Let’s face it, your ideas are invaluable! They are what inspired you to start this venture, and what motivated you to keep going. Ensuring these ideas are protected is crucial. Whether you are backing up your files within a cloud service, or using a local database, taking the time to implement these procedures is extremely important. In addition to ensuring ideas and corporate files are protected, many seem to fall short in another area; properly storing and disposing of confidential employee information. It is vital that you are following legal procedures with collecting, retaining, and securely disposing of the confidential information you are collecting. Failure to do so could lead to you and your business facing some unwanted legal challenges.

Legally Separate Yourself from Your Company

If you are providing goods or services for a chance of profit or loss, you are considered to be operating a business.

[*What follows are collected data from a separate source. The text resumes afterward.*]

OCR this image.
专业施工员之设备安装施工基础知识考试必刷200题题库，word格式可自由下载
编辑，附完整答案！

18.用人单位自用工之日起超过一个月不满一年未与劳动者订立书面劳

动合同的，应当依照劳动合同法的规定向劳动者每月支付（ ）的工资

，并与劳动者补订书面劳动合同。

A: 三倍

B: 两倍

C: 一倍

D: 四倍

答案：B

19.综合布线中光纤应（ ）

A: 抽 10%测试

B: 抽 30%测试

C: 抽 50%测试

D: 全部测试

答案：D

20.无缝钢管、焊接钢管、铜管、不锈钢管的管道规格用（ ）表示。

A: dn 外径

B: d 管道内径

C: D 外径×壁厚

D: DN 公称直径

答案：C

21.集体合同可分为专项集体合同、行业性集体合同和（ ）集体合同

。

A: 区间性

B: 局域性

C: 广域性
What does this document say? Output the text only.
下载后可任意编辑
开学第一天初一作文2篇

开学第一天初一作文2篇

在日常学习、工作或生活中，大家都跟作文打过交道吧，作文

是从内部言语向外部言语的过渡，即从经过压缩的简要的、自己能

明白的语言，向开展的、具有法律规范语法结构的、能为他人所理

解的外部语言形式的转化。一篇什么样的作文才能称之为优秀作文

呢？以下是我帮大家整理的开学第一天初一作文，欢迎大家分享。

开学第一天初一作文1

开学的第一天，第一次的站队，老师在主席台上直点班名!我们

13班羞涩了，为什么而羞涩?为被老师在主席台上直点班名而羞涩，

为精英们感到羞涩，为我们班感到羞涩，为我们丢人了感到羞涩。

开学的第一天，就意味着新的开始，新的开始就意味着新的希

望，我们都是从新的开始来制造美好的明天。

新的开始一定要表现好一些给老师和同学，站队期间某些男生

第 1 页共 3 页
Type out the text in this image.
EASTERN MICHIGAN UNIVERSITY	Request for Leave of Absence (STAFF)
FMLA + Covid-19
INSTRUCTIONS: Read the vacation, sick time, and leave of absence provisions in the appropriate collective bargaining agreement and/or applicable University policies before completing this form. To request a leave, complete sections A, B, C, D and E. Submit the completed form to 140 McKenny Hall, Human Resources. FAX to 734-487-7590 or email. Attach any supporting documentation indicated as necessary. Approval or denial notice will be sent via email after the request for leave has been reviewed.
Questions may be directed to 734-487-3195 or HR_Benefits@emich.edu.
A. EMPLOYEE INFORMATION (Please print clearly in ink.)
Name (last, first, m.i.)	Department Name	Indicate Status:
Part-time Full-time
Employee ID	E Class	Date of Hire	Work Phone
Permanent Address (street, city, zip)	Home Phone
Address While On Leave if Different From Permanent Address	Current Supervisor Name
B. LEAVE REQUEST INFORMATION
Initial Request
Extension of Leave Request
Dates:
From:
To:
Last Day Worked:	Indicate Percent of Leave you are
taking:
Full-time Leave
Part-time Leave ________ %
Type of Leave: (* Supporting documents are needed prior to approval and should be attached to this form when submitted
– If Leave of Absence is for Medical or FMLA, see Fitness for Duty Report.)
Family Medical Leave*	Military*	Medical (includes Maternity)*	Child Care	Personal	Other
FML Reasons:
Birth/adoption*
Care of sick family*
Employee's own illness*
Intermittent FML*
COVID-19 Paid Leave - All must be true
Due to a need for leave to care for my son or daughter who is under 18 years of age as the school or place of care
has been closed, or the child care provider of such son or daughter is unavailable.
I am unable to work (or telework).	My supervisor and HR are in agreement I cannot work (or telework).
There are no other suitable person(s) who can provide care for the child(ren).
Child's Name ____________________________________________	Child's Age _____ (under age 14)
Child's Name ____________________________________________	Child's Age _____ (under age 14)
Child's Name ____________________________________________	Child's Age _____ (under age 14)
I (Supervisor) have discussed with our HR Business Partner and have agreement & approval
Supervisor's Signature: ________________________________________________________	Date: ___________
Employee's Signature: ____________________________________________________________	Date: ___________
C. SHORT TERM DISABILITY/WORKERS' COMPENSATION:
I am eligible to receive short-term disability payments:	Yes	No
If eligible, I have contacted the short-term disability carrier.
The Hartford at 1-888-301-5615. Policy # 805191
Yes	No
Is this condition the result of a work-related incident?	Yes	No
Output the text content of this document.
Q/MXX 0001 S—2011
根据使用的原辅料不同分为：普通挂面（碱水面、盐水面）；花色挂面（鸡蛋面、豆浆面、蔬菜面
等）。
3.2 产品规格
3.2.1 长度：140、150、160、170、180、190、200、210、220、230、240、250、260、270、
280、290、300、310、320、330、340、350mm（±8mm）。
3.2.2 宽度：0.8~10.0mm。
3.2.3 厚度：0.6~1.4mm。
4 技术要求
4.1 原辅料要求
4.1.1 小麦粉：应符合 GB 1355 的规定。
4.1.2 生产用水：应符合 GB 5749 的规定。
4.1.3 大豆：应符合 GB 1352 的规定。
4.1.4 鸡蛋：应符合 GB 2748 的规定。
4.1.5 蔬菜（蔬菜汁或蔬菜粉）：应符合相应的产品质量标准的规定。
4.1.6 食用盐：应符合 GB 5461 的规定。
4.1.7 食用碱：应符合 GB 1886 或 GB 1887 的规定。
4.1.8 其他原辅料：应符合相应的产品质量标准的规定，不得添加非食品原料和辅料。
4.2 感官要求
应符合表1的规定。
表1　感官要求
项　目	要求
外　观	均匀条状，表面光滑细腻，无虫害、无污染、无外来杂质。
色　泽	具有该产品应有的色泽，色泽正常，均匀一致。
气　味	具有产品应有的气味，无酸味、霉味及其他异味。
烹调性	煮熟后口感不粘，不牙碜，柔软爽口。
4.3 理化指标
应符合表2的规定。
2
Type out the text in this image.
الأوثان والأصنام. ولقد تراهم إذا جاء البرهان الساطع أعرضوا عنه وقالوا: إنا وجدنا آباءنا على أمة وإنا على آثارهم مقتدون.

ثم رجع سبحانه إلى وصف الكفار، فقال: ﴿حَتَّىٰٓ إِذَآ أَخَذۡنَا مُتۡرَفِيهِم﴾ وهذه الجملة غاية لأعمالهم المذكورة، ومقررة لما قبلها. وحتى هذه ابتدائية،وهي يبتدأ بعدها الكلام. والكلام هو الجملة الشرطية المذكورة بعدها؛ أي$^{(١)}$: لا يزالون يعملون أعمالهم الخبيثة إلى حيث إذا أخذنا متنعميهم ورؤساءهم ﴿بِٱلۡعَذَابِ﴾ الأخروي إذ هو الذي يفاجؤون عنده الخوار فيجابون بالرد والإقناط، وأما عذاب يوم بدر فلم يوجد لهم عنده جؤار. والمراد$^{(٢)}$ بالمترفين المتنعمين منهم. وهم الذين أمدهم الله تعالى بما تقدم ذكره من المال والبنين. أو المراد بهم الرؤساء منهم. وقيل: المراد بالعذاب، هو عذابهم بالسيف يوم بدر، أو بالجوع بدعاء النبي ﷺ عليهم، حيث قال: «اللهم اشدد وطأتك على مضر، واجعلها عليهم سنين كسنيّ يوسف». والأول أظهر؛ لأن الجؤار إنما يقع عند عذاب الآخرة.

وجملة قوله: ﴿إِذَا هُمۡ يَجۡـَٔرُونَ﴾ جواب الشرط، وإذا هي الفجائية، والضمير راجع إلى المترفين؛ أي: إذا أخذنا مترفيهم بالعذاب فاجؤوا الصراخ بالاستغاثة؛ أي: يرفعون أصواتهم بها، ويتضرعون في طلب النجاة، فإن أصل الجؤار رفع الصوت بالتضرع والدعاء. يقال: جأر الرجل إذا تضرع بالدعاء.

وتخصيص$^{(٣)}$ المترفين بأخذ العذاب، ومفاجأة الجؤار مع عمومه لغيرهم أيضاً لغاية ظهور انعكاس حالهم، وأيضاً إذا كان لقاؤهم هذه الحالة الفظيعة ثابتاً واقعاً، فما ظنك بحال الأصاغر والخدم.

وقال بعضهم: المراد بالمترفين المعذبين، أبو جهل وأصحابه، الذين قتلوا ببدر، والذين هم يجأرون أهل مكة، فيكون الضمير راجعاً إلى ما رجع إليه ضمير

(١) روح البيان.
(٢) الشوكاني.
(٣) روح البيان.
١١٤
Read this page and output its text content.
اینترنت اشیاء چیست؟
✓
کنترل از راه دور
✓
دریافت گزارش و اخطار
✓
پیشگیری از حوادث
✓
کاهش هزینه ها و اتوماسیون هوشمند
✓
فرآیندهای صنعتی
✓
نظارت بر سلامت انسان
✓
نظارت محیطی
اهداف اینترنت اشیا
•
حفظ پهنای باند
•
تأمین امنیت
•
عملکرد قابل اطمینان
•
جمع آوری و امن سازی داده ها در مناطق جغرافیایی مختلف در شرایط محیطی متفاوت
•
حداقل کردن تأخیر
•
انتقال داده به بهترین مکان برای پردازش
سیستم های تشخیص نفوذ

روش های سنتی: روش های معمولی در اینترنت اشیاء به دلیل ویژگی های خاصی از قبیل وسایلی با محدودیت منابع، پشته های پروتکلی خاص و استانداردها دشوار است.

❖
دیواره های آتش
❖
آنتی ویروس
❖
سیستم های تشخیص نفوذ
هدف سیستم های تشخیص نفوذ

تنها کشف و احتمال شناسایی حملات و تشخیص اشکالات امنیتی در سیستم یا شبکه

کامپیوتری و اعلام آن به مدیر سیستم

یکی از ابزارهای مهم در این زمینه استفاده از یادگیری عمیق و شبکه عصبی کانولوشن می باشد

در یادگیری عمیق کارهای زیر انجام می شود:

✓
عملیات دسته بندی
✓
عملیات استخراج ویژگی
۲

Many do not recognize that they may be running a “business”, so they have not yet formalized it legally. The way in which you decide how to structure the business you are operating, will determine how assets will be distributed and who owns them.

When you run the business by yourself, without any partners or without the distinct legal entity of a corporation, you are operating as a “sole proprietorship.” This is the simplest and most basic form of an organization. As a sole proprietorship, you and your business are one and the same. All responsibility of debts and other obligations will lie solely on you. Although this identifies a clear disadvantage, there are also benefits to operating as a sole proprietorship. It is affordable to set up and maintain, and provides a large degree of freedom from government and other regulation along with other tax advantages.

When you choose to incorporate under the Business Corporations Act of British Columbia, you become a corporation. Once incorporated, the business is now under operation as a completely separate and distinct legal entity. This means that you can create a new name for this separate entity that will have the ability to take out loans, sue and be sued, and enter into contracts on its own. There is very limited liability as a corporation. No shareholders of a corporation are held personally liable for the debts and obligations beyond the amount paid for its shares. Understanding the structure in which your business operates is an important step to take to ensure you are making smart decisions to legally separate yourself from your assets when pursuing your venture.

Hire a Trusted Lawyer

Last, but of course not least, it is crucial to have trusted legal advice on standby to ensure you are being proactive with the actions you take. Ongoing legal support throughout the growth of your business ensures you are taking the right steps to protect your company and its assets. Should any legal action be taken against you and your business, the correct reaction is crucial. A corporate lawyer that is familiar with your business and understands the environment in which your company operates, will be your best investment.